The hunt country covers a 760 sqmi area of land between Cirencester and Bath to the north and south and between Malmesbury and Nailsworth to the east and west, although only 500 sqmi of land was usable by 2013. The hunt goes out on four days of the week during the hunting season, which continues for about 125 days of the year.

==Legal background and controversies==
Although "hunting wild mammals with a dog" in its traditional form was made unlawful in England and Wales by the Hunting Act 2004, which came into effect in 2005, the Beaufort Hunt continues to hunt, taking advantage of exemptions stated in Schedule 1 of the Act, which allow some previously unusual forms of hunting wild mammals with dogs to continue, such as "hunting... for the purpose of enabling a bird of prey to hunt the wild mammal". Trail hunting and mounted exercising of hounds are both unaffected by the Act and consequently are favoured by many hunts in Great Britain. In 2005 the Beaufort changed its rules to ensure that it would hunt within the new law.
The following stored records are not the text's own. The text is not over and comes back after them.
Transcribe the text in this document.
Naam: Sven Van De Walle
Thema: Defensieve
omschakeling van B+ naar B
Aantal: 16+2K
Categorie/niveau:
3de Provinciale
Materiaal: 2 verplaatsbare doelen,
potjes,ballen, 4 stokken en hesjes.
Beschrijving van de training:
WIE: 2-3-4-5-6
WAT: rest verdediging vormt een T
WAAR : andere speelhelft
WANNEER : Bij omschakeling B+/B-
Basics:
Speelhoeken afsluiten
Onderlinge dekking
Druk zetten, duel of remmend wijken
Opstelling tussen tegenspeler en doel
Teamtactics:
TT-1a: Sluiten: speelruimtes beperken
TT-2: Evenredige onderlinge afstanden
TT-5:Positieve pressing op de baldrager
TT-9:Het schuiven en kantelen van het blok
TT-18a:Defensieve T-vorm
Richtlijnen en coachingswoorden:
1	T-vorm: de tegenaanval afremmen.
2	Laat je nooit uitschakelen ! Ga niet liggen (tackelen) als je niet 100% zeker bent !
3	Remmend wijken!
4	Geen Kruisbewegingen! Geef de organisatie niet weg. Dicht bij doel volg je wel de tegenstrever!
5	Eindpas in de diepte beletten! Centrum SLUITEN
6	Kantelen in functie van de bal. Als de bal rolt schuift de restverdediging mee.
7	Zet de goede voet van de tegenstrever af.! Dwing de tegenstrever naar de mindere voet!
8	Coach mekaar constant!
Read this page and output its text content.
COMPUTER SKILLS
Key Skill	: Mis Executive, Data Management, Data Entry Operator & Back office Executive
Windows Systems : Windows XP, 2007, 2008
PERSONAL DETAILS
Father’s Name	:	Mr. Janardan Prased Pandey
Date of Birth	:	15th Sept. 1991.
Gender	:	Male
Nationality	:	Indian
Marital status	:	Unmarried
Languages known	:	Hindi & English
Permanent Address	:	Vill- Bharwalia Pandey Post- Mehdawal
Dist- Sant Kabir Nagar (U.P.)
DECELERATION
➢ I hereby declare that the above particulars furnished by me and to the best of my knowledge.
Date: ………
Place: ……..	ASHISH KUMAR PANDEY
In October 2021, the Beaufort sparked widespread revulsion when footage shown on UK television depicted the hunt killing its own dogs by shooting them in the head. Tracey Crouch, a Conservative MP and co-chair of the all-party parliamentary group for animal welfare, said the footage was "absolutely heartbreaking" and "distressing", while Mike Jessop, a fellow of the Royal College of Veterinary Surgeons, said that from the footage, "There was no evidence of [the shooter] being veterinary trained or veterinary surgeons. The lack of use of any veterinary equipment that one would expect such as stethoscopes to ascertain the dogs were dead was just lacking."